The conclusion up front: if you want to use a managed certificate (a publicly trusted certificate), the domain must live in public DNS. You cannot issue a managed certificate for a domain in a private zone.
The assumed setup
- Expose a regional internal LB (INTERNAL_MANAGED) over HTTPS (443)
- The caller lives in a separate VPC and reaches the internal LB's VIP via VPC Peering
- Attach a Google Cloud Certificate Manager managed certificate to the internal LB
DNS plays two roles
In this setup, DNS actually serves two distinct roles.
| Role | What it does |
|---|---|
| (A) Certificate domain validation | Certificate Manager's DNS Authorization (_acme-challenge CNAME) and CAA |
| (B) Name resolution | The A record that resolves the LB's VIP |
The question "couldn't a Cloud DNS private zone have worked?" is mainly about (B). For (B) alone, a private zone works.
(A) Managed certificate validation requires public DNS
This is the crux. When issuing a managed certificate (one signed by a public CA), Google's CA looks up the _acme-challenge record from the public internet DNS to verify domain ownership.
A private zone resolves only from inside the VPC, so an external CA cannot see it. In other words, you cannot issue a managed certificate for a domain in a private zone.
| Zone type | Resolvable by an external CA? | Managed certificate |
|---|---|---|
| Public zone | Yes | Usable |
| Private zone (VPC only) | No | Not usable |
What if you really want HTTPS with a private zone?
If you insist on HTTPS with a private zone (a VPC-only domain), your options change.
- Use a self-managed certificate. Stand up a private CA (GCP's Certificate Authority Service, AWS's ACM Private CA) and upload the certificate it issues to the LB.
- The caller must also add that private CA's root certificate to its trust store.
- You lose the convenience of "it's a public CA, so it's trusted without any extra setup."
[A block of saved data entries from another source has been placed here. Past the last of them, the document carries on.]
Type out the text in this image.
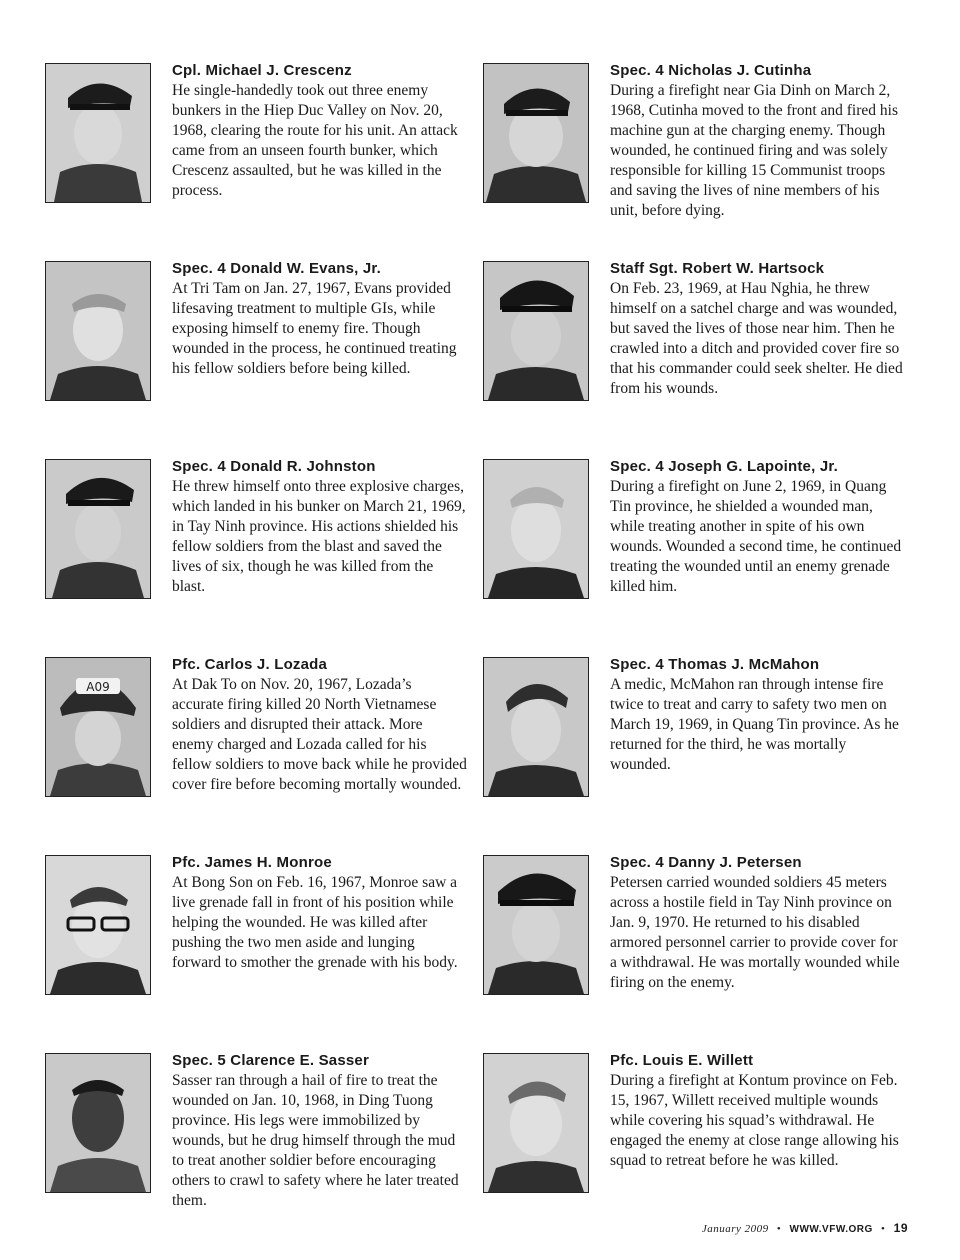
Cpl. Michael J. Crescenz

He single-handedly took out three enemy bunkers in the Hiep Duc Valley on Nov. 20, 1968, clearing the route for his unit. An attack came from an unseen fourth bunker, which Crescenz assaulted, but he was killed in the process.

Spec. 4 Donald W. Evans, Jr.

At Tri Tam on Jan. 27, 1967, Evans provided lifesaving treatment to multiple GIs, while exposing himself to enemy fire. Though wounded in the process, he continued treating his fellow soldiers before being killed.

Spec. 4 Donald R. Johnston

He threw himself onto three explosive charges, which landed in his bunker on March 21, 1969, in Tay Ninh province. His actions shielded his fellow soldiers from the blast and saved the lives of six, though he was killed from the blast.

A09
Pfc. Carlos J. Lozada

At Dak To on Nov. 20, 1967, Lozada’s accurate firing killed 20 North Vietnamese soldiers and disrupted their attack. More enemy charged and Lozada called for his fellow soldiers to move back while he provided cover fire before becoming mortally wounded.

Pfc. James H. Monroe

At Bong Son on Feb. 16, 1967, Monroe saw a live grenade fall in front of his position while helping the wounded. He was killed after pushing the two men aside and lunging forward to smother the grenade with his body.

Spec. 5 Clarence E. Sasser

Sasser ran through a hail of fire to treat the wounded on Jan. 10, 1968, in Ding Tuong province. His legs were immobilized by wounds, but he drug himself through the mud to treat another soldier before encouraging others to crawl to safety where he later treated them.

Spec. 4 Nicholas J. Cutinha

During a firefight near Gia Dinh on March 2, 1968, Cutinha moved to the front and fired his machine gun at the charging enemy. Though wounded, he continued firing and was solely responsible for killing 15 Communist troops and saving the lives of nine members of his unit, before dying.

Staff Sgt. Robert W. Hartsock

On Feb. 23, 1969, at Hau Nghia, he threw himself on a satchel charge and was wounded, but saved the lives of those near him. Then he crawled into a ditch and provided cover fire so that his commander could seek shelter. He died from his wounds.

Spec. 4 Joseph G. Lapointe, Jr.

During a firefight on June 2, 1969, in Quang Tin province, he shielded a wounded man, while treating another in spite of his own wounds. Wounded a second time, he continued treating the wounded until an enemy grenade killed him.

Spec. 4 Thomas J. McMahon

A medic, McMahon ran through intense fire twice to treat and carry to safety two men on March 19, 1969, in Quang Tin province. As he returned for the third, he was mortally wounded.

Spec. 4 Danny J. Petersen

Petersen carried wounded soldiers 45 meters across a hostile field in Tay Ninh province on Jan. 9, 1970. He returned to his disabled armored personnel carrier to provide cover for a withdrawal. He was mortally wounded while firing on the enemy.

Pfc. Louis E. Willett

During a firefight at Kontum province on Feb. 15, 1967, Willett received multiple wounds while covering his squad’s withdrawal. He engaged the enemy at close range allowing his squad to retreat before he was killed.

January 2009 • WWW.VFW.ORG • 19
The compromise we adopted: public domain + private IP
This time, we avoided a private zone and went with the following.
- The domain itself lives in public DNS (a public zone)
- But the value the A record returns is a private IP (the internal LB's VIP)
- The certificate is a public managed certificate
Putting a private-IP A record in public DNS looks odd at first, but because the domain is public, the same public zone holds both validation (A) and name resolution (B), and the certificate stays managed. Actual reachability is via VPC Peering, so even though the IP is visible in public DNS, it isn't reachable from the outside.
How is this usually handled?
TLS for internal traffic is a classic dilemma, and depending on scale it tends to settle into one of these.
- Public domain + private IP + public managed certificate (this case). Zero CA operations, the easiest. Common for internal APIs called only from within the VPC.
- Managed private CA (ACM Private CA / GCP CAS). When you want to strictly keep internal domains closed. Easier to operate than a classic homegrown CA.
- Service mesh (Istio / Linkerd, etc.) handling mTLS. When you have many services and want to hide certificate operations.
Summary
- Managed certificate validation requires public DNS. You cannot use a managed certificate for a domain in a private zone.
- To do HTTPS with a private zone, you need self-managed operations: a private CA plus distributing the root certificate.
- To avoid that, "public domain + private IP + managed certificate" is an easy compromise.
The intuition "a private domain probably can't use a managed certificate" was correct: as long as the certificate is public, validation always goes through public DNS. That was the key takeaway.